You want to join a new site/service? Sure! Just verify your email address…
Mozilla is now making that whole exercise easier with a new effort called BrowserID. Basically what it does is it keeps your verified email in the browser and then compliant BrowserID sites can verify that address when you click on a button.
“BrowserID implements the Verified Email Protocol, which is designed with security in mind. Sites get proof of ownership using public key cryptography—but don’t worry, we have a verification service so you can get started without writing a single line of crypto code,” Mozilla’s demo site for BrowserID states.
Since the ID is technically stores on the local machine, Mozilla is not actually storing anything on their servers, so there is also potentially less risk for information leakage.
The actual code needed to implement BrowserID is trivially simple in my opinion, which could make this system very easy to implement.
Could this be an oAUTH killer?
Likely not…oAUTH is already widely deployed and has demonstrated itself to be massively scalable and highly federated. BrowserID is still an early dev project, but it holds a whole lot of promise. BrowserID isn’t really creating a new ID store, as is the case with oAUTH, BrowserID is just providing us with a new way to use an ID we already have — our email addresses.
Just as oAUTH has potential security risks, there are some considerations for BrowserID too. Jeremiah Grossman, founder of Whitehat Security (and all around good guy) tweeted that :
“One threat model would be forcing somehow forcing un-authed users to login (BrowserID), deanonymizing them, and grabbing their email addy.”

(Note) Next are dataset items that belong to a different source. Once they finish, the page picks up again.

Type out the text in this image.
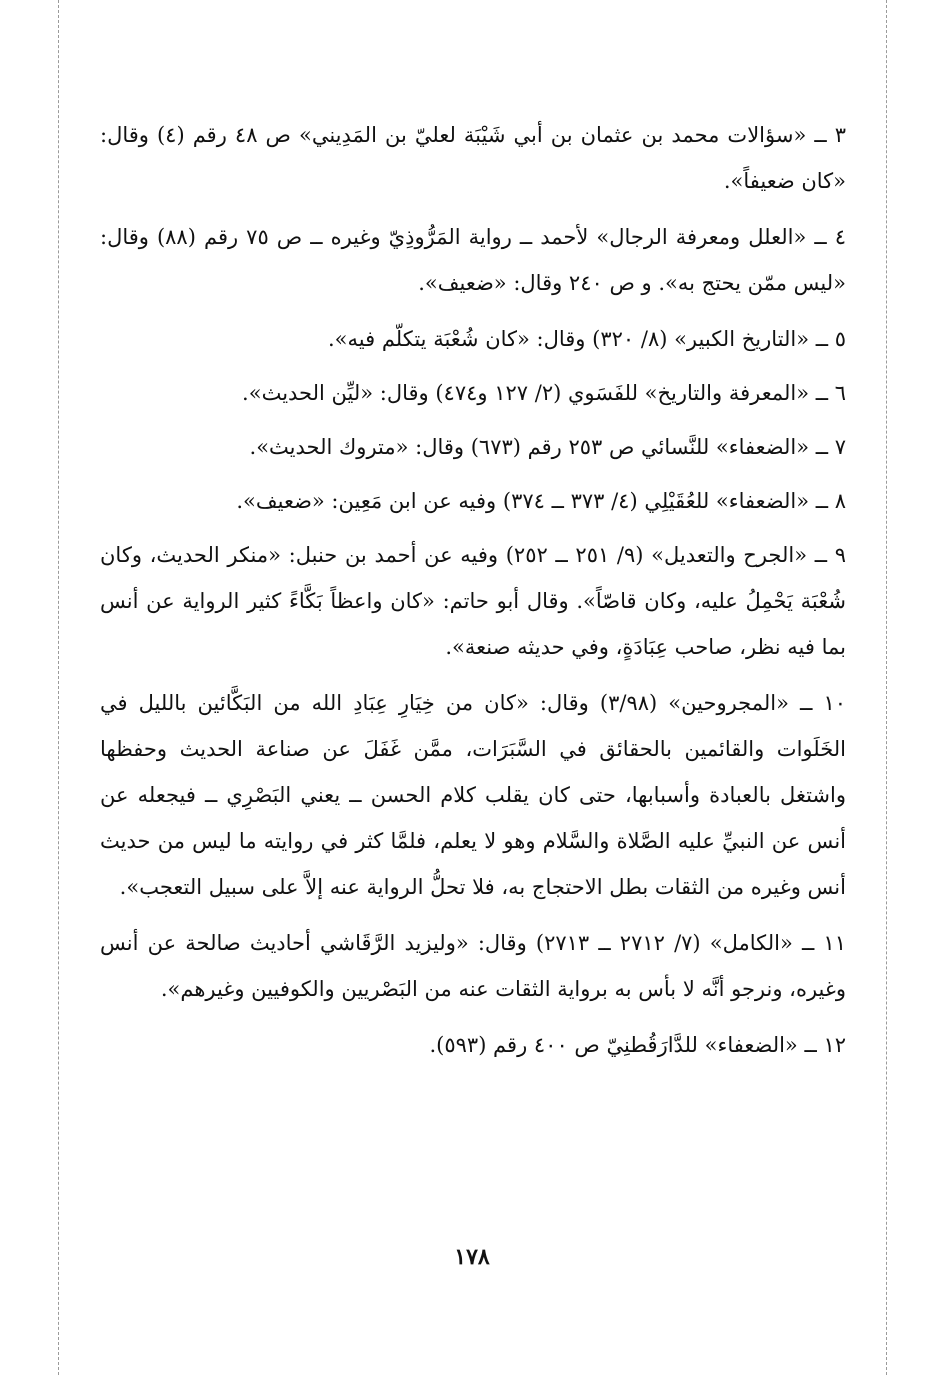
٣ ــ «سؤالات محمد بن عثمان بن أبي شَيْبَة لعليّ بن المَدِيني» ص ٤٨ رقم (٤) وقال: «كان ضعيفاً».

٤ ــ «العلل ومعرفة الرجال» لأحمد ــ رواية المَرُّوذِيّ وغيره ــ ص ٧٥ رقم (٨٨) وقال: «ليس ممّن يحتج به». و ص ٢٤٠ وقال: «ضعيف».

٥ ــ «التاريخ الكبير» (٨/ ٣٢٠) وقال: «كان شُعْبَة يتكلّم فيه».

٦ ــ «المعرفة والتاريخ» للفَسَوي (٢/ ١٢٧ و٤٧٤) وقال: «ليِّن الحديث».

٧ ــ «الضعفاء» للنَّسائي ص ٢٥٣ رقم (٦٧٣) وقال: «متروك الحديث».

٨ ــ «الضعفاء» للعُقَيْلِي (٤/ ٣٧٣ ــ ٣٧٤) وفيه عن ابن مَعِين: «ضعيف».

٩ ــ «الجرح والتعديل» (٩/ ٢٥١ ــ ٢٥٢) وفيه عن أحمد بن حنبل: «منكر الحديث، وكان شُعْبَة يَحْمِلُ عليه، وكان قاصّاً». وقال أبو حاتم: «كان واعظاً بَكَّاءً كثير الرواية عن أنس بما فيه نظر، صاحب عِبَادَةٍ، وفي حديثه صنعة».

١٠ ــ «المجروحين» (٣/٩٨) وقال: «كان من خِيَارِ عِبَادِ الله من البَكَّائين بالليل في الخَلَوات والقائمين بالحقائق في السَّبَرَات، ممَّن غَفَلَ عن صناعة الحديث وحفظها واشتغل بالعبادة وأسبابها، حتى كان يقلب كلام الحسن ــ يعني البَصْرِي ــ فيجعله عن أنس عن النبيِّ عليه الصَّلاة والسَّلام وهو لا يعلم، فلمَّا كثر في روايته ما ليس من حديث أنس وغيره من الثقات بطل الاحتجاج به، فلا تحلُّ الرواية عنه إلاَّ على سبيل التعجب».

١١ ــ «الكامل» (٧/ ٢٧١٢ ــ ٢٧١٣) وقال: «وليزيد الرَّقَاشي أحاديث صالحة عن أنس وغيره، ونرجو أنَّه لا بأس به برواية الثقات عنه من البَصْريين والكوفيين وغيرهم».

١٢ ــ «الضعفاء» للدَّارَقُطنِيّ ص ٤٠٠ رقم (٥٩٣).

١٧٨
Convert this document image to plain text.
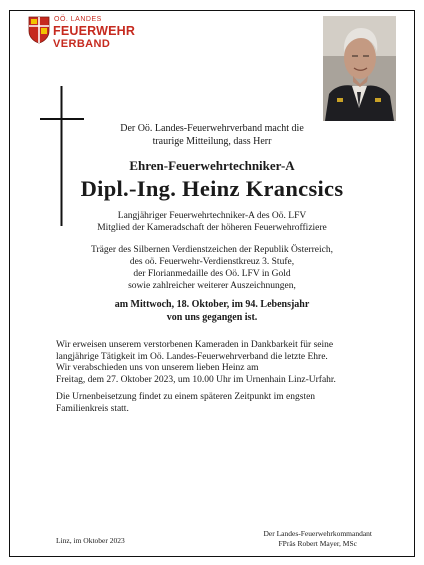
OÖ. LANDES
FEUERWEHR
VERBAND
Der Oö. Landes-Feuerwehrverband macht die
traurige Mitteilung, dass Herr
Ehren-Feuerwehrtechniker-A
Dipl.-Ing. Heinz Krancsics
Langjähriger Feuerwehrtechniker-A des Oö. LFV
Mitglied der Kameradschaft der höheren Feuerwehroffiziere
Träger des Silbernen Verdienstzeichen der Republik Österreich,
des oö. Feuerwehr-Verdienstkreuz 3. Stufe,
der Florianmedaille des Oö. LFV in Gold
sowie zahlreicher weiterer Auszeichnungen,
am Mittwoch, 18. Oktober, im 94. Lebensjahr
von uns gegangen ist.
Wir erweisen unserem verstorbenen Kameraden in Dankbarkeit für seine
langjährige Tätigkeit im Oö. Landes-Feuerwehrverband die letzte Ehre.
Wir verabschieden uns von unserem lieben Heinz am
Freitag, dem 27. Oktober 2023, um 10.00 Uhr im Urnenhain Linz-Urfahr.
Die Urnenbeisetzung findet zu einem späteren Zeitpunkt im engsten
Familienkreis statt.
Linz, im Oktober 2023
Der Landes-Feuerwehrkommandant
FPräs Robert Mayer, MSc
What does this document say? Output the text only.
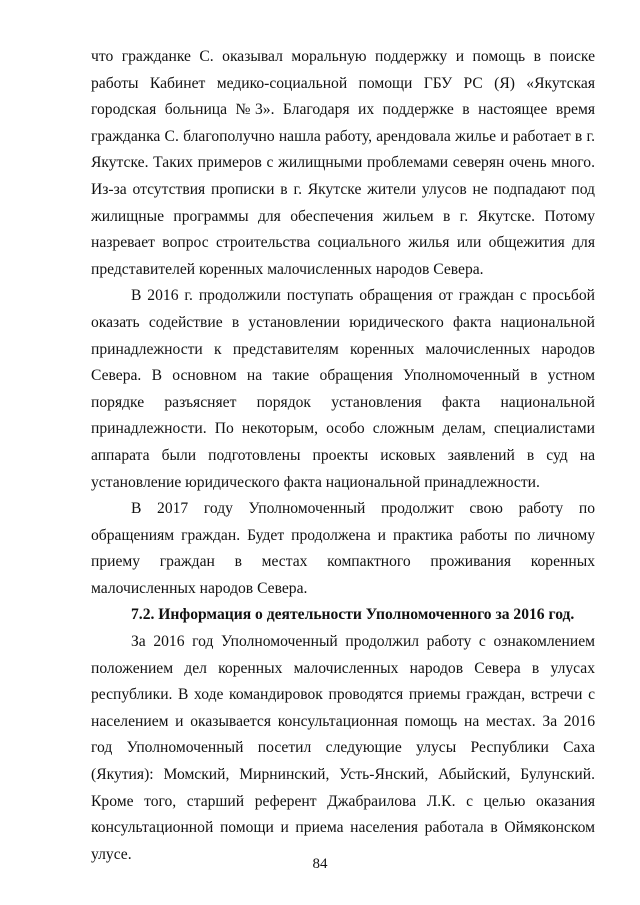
что гражданке С. оказывал моральную поддержку и помощь в поиске работы Кабинет медико-социальной помощи ГБУ РС (Я) «Якутская городская больница №3». Благодаря их поддержке в настоящее время гражданка С. благополучно нашла работу, арендовала жилье и работает в г. Якутске. Таких примеров с жилищными проблемами северян очень много. Из-за отсутствия прописки в г. Якутске жители улусов не подпадают под жилищные программы для обеспечения жильем в г. Якутске. Потому назревает вопрос строительства социального жилья или общежития для представителей коренных малочисленных народов Севера.

В 2016 г. продолжили поступать обращения от граждан с просьбой оказать содействие в установлении юридического факта национальной принадлежности к представителям коренных малочисленных народов Севера. В основном на такие обращения Уполномоченный в устном порядке разъясняет порядок установления факта национальной принадлежности. По некоторым, особо сложным делам, специалистами аппарата были подготовлены проекты исковых заявлений в суд на установление юридического факта национальной принадлежности.

В 2017 году Уполномоченный продолжит свою работу по обращениям граждан. Будет продолжена и практика работы по личному приему граждан в местах компактного проживания коренных малочисленных народов Севера.

7.2. Информация о деятельности Уполномоченного за 2016 год.

За 2016 год Уполномоченный продолжил работу с ознакомлением положением дел коренных малочисленных народов Севера в улусах республики. В ходе командировок проводятся приемы граждан, встречи с населением и оказывается консультационная помощь на местах. За 2016 год Уполномоченный посетил следующие улусы Республики Саха (Якутия): Момский, Мирнинский, Усть-Янский, Абыйский, Булунский. Кроме того, старший референт Джабраилова Л.К. с целью оказания консультационной помощи и приема населения работала в Оймяконском улусе.

84
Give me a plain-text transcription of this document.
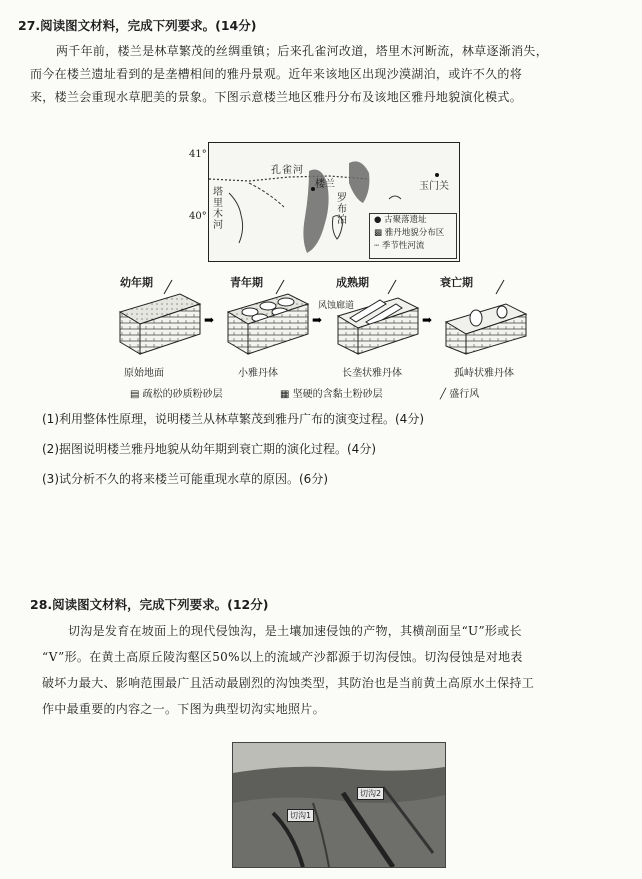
27.阅读图文材料，完成下列要求。(14分)
两千年前，楼兰是林草繁茂的丝绸重镇；后来孔雀河改道，塔里木河断流，林草逐渐消失，
而今在楼兰遗址看到的是垄槽相间的雅丹景观。近年来该地区出现沙漠湖泊，或许不久的将
来，楼兰会重现水草肥美的景象。下图示意楼兰地区雅丹分布及该地区雅丹地貌演化模式。
41°
40°
孔雀河
楼兰
塔里木河
罗布泊
玉门关
● 古聚落遗址
▩ 雅丹地貌分布区
┄ 季节性河流
➡	➡	➡
幼年期	青年期	成熟期	衰亡期
风蚀廊道
原始地面	小雅丹体	长垄状雅丹体	孤峙状雅丹体
▤ 疏松的砂质粉砂层	▦ 坚硬的含黏土粉砂层	╱ 盛行风
(1)利用整体性原理，说明楼兰从林草繁茂到雅丹广布的演变过程。(4分)
(2)据图说明楼兰雅丹地貌从幼年期到衰亡期的演化过程。(4分)
(3)试分析不久的将来楼兰可能重现水草的原因。(6分)
28.阅读图文材料，完成下列要求。(12分)
切沟是发育在坡面上的现代侵蚀沟，是土壤加速侵蚀的产物，其横剖面呈“U”形或长
“V”形。在黄土高原丘陵沟壑区50%以上的流域产沙都源于切沟侵蚀。切沟侵蚀是对地表
破坏力最大、影响范围最广且活动最剧烈的沟蚀类型，其防治也是当前黄土高原水土保持工
作中最重要的内容之一。下图为典型切沟实地照片。
切沟1
切沟2
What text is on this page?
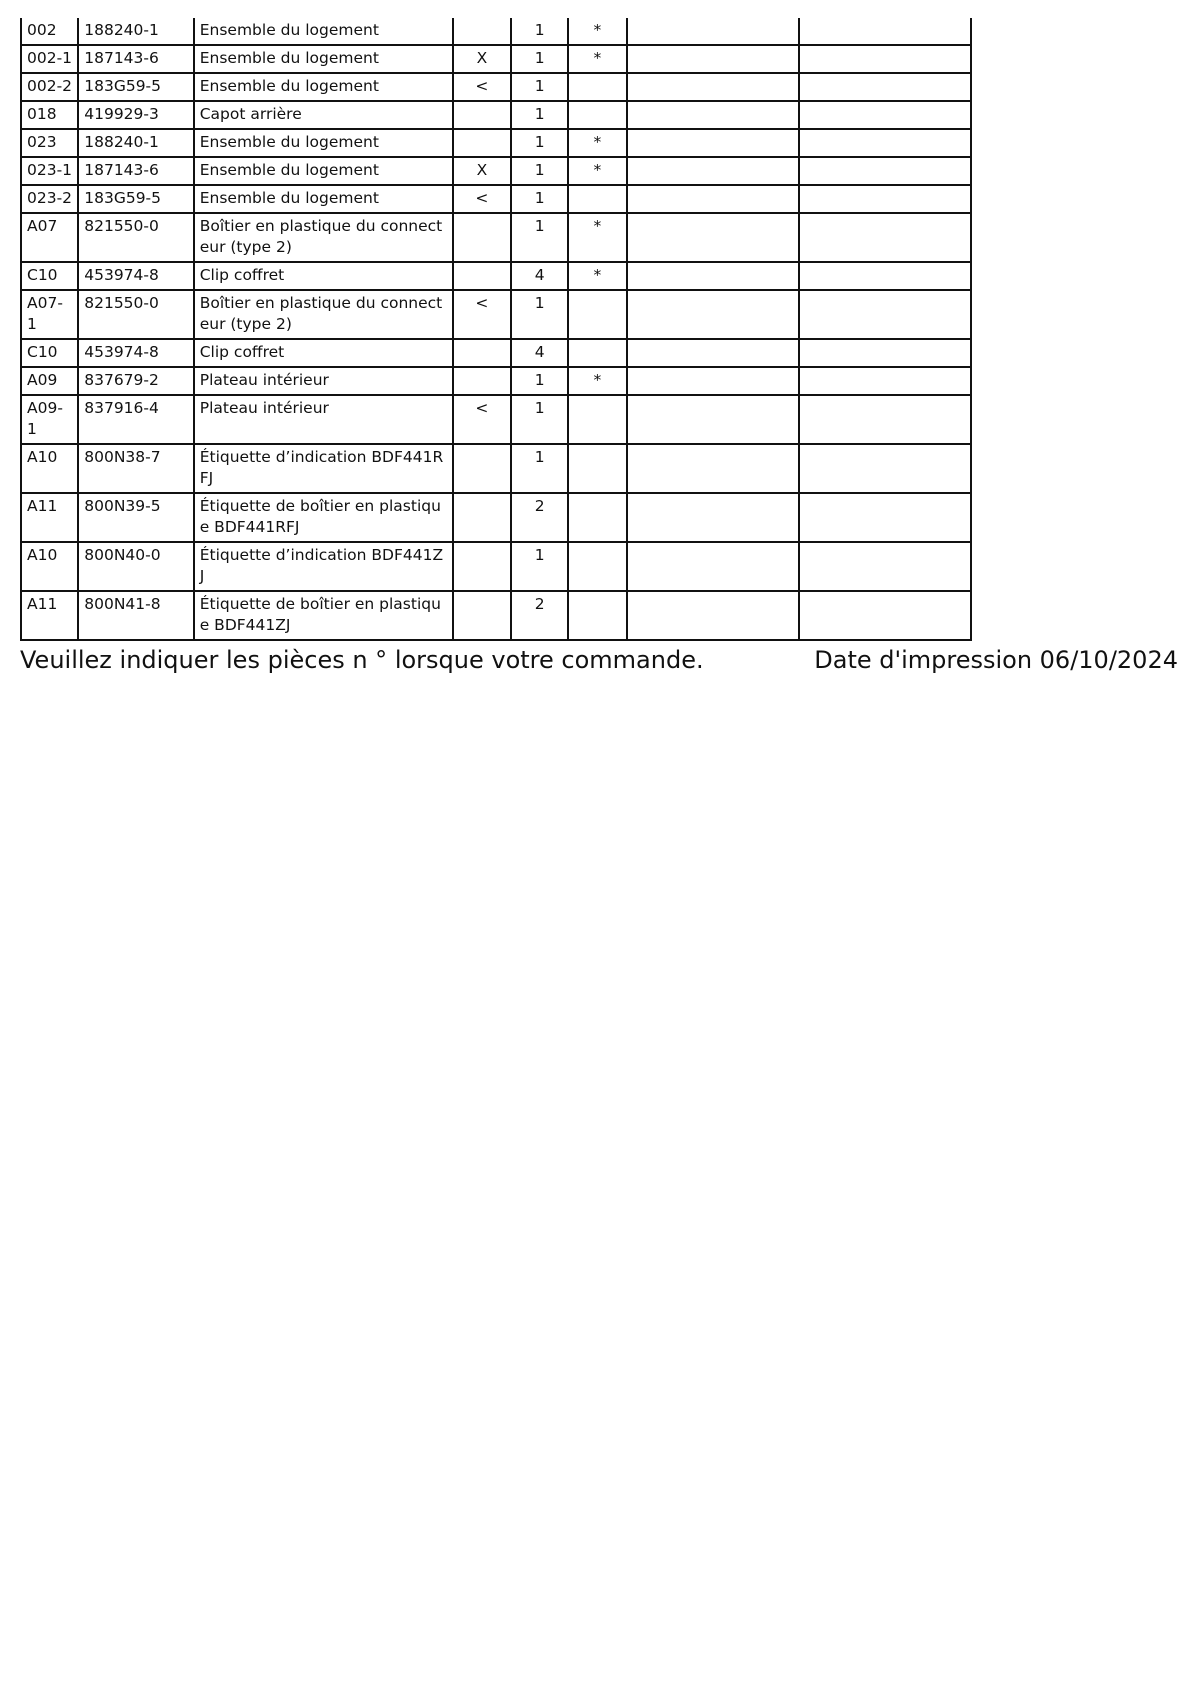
002	188240-1	Ensemble du logement		1	*		
002-1	187143-6	Ensemble du logement	X	1	*		
002-2	183G59-5	Ensemble du logement	<	1			
018	419929-3	Capot arrière		1			
023	188240-1	Ensemble du logement		1	*		
023-1	187143-6	Ensemble du logement	X	1	*		
023-2	183G59-5	Ensemble du logement	<	1			
A07	821550-0	Boîtier en plastique du connecteur (type 2)		1	*		
C10	453974-8	Clip coffret		4	*		
A07-1	821550-0	Boîtier en plastique du connecteur (type 2)	<	1			
C10	453974-8	Clip coffret		4			
A09	837679-2	Plateau intérieur		1	*		
A09-1	837916-4	Plateau intérieur	<	1			
A10	800N38-7	Étiquette d’indication BDF441RFJ		1			
A11	800N39-5	Étiquette de boîtier en plastique BDF441RFJ		2			
A10	800N40-0	Étiquette d’indication BDF441ZJ		1			
A11	800N41-8	Étiquette de boîtier en plastique BDF441ZJ		2			
Veuillez indiquer les pièces n ° lorsque votre commande.	Date d'impression 06/10/2024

Another would be XSSing the BrowserID domain, steal the auth-cookies, & then attacker may login (as the user) to anything support it. @jeremiahg
As with all web app security issues, users need to be vigilant about the sites they visit and what they actually click. When it comes to XSS, CSRF and Clickjacking, the same protections/mitigations that site owners are already taking (and the same risks) are still in play.